Colombian authorities announced the death of Mono Jojoy on 23 September 2010. According to President Juan Manuel Santos the FARC commander was killed in an operation that began in the early hours of 21 September in the department of Meta, 190 km south of the capital Bogotá.

According to the GPS device of one of the soldiers who took part in the military operation, the location of the FARC camp where Mono Jojoy was killed is N02° 48' 14.0", W073° 58'19.4", as can be seen in the minute 02:54 of the Colombian army video released by Noticias Uno. The United States government refused to pay the reward to the informant.

==Aftermath==
On 21 September 2010, experts in Colombia tried to crack the codes to 15 computers and almost 100 USB memory sticks belonging to Colombia's largest rebel group. One of the laptops is believed to have belonged to its military leader, Mono Jojoy, who was killed in the attack. Its screen was reportedly shattered by bullets, but its hard drive was still intact. The computers were examined by 40 experts from the police criminal investigation unit in the capital, Bogota. About 10,000 extra police officers were deployed to Colombia's main cities to prevent retaliatory attacks by the Farc. In the FARC's first public statement since the death of military leader "Mono Jojoy," the guerrilla group says it is "calling for a chance at peace, not for surrender," reports EFE.

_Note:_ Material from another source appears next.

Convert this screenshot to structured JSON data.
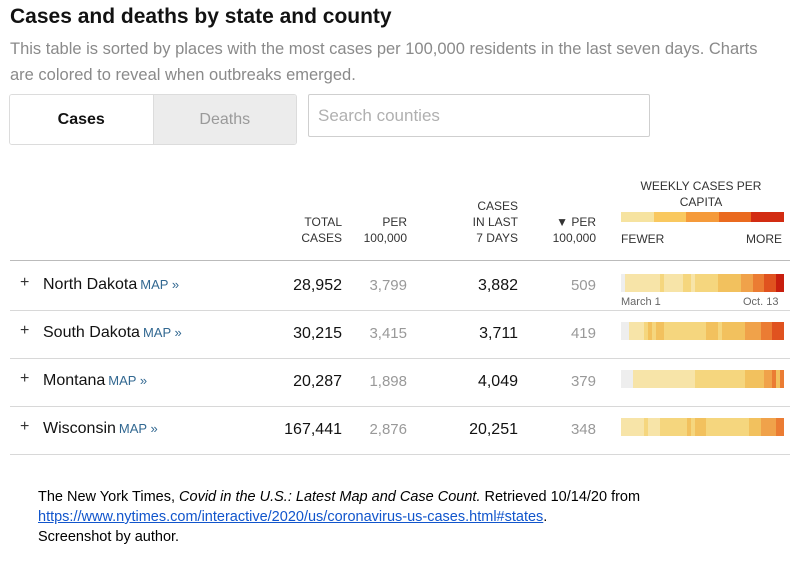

===Santos approval ratings and reaction===
The urban approval rating of Colombian President Juan Manuel Santos increased to 88% following the military operation that killed 'Mono Jojoy". Colombian President Juan Manuel Santos compared the death of FARC leader "Mono Jojoy" to killing Osama bin Laden, and announced that the army found fourteen computers and 60 USB flash drives in the camp where the guerrilla was killed. On 24 September 2010, US President Obama praised the killing.

===Vida y muerte del Mono Jojoy===
In November 2010, El Tiempo reporter Jineth Bedoya Lima released her book Vida y muerte del Mono Jojoy (English: "Life and Death of Mono Jojoy"). The book alleged that Mono Jojoy had ordered the assassination -never carried out- of Caracol Radio journalist Néstor Morales. In response, the FARC-aligned news agency Noticias Nueva Colombia posted a headline on its website accusing her of being a military intelligence agent, causing the Colombian-based Foundation for Press Freedom and Canadian Journalists for Free Expression to issue statements of concern for her safety.

== Popular culture ==
In TV series Tres Caínes is portrayed by Alberto Pujol as the character of Comandante Briñez 'Morrocoy' y por el también actor Juan Pablo Franco en la serie Comando Élite del canal RCN.